Reversible Inhibition of Endocytosis in Cultured Neurons from the Drosophila Temperature-Sensitive Mutant Shibire

Abstract

The Drosophila mutant, shibirets1 (shits1), is paralyzed at restrictive temperatures (> 29oC) by a reversible block in synaptic transmission. Heat pulses deplete synaptic vesicles in nerve terminals and inhibit endocytic internalization of plasma membrane in garland cells and oocytes. In dissociated cultures of larval central nervous system (CNS), a temperature-sensitive defect is also expressed in shits1 neurons: at 30oC, growth cone formation is retarded and neurite outgrowth is arrested. We now report that we have examined constitutive endocytosis in Drosophila CNS culture and have demonstrated directly an endocytic defect in shits1 neurons. At the permissive temperature, 20-22oC, both shits1and wild-type neurons actively endocytosed fluorescein-labelled dextran (40KD, 5%) or horseradish peroxidase (HRP, 1%). Within 5 min, HRP was seen in vesicles, cup-shaped bodies, tubules and multivesicular bodies in neurites and cell bodies. In contrast, endocytosis was inhibited in cultures derived from the temperature-sensitive paralytic shi by a 15 min heat pulse (30oC).
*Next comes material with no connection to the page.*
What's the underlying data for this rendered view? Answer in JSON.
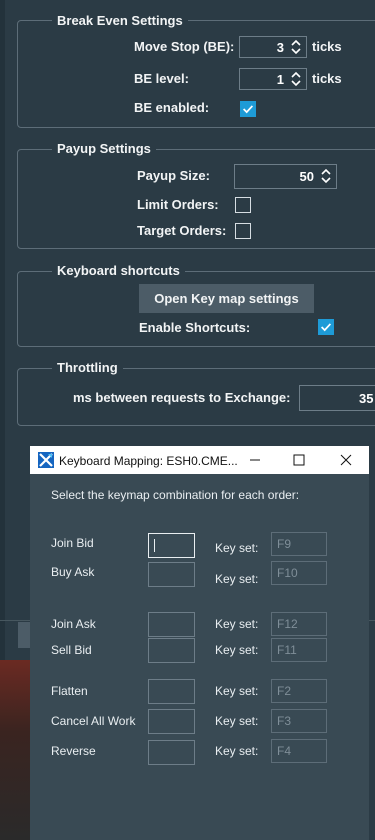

Even after 30 min of HRP exposure at 30oC, HRP-containing membranes were absent from almost all shits1 neurites; a minority of cell bodies had a few HRP-containing vesicles. The temperature-dependent block in endocytosis was readily reversed at 20oC. Interestingly, the block was overcome by high concentration of external cations: shits1 neurons in culture actively took up HRP in numerous vesicles at 30oC if 18mM Ca2+ or Mg2 was added to the medium. Our results support the notion that membrane recycling plays a critical role in regulating neurite outgrowth. This study also provides baseline information for further mutational analysis of the mechanism underlying the membrane cycling process in cultured neurons.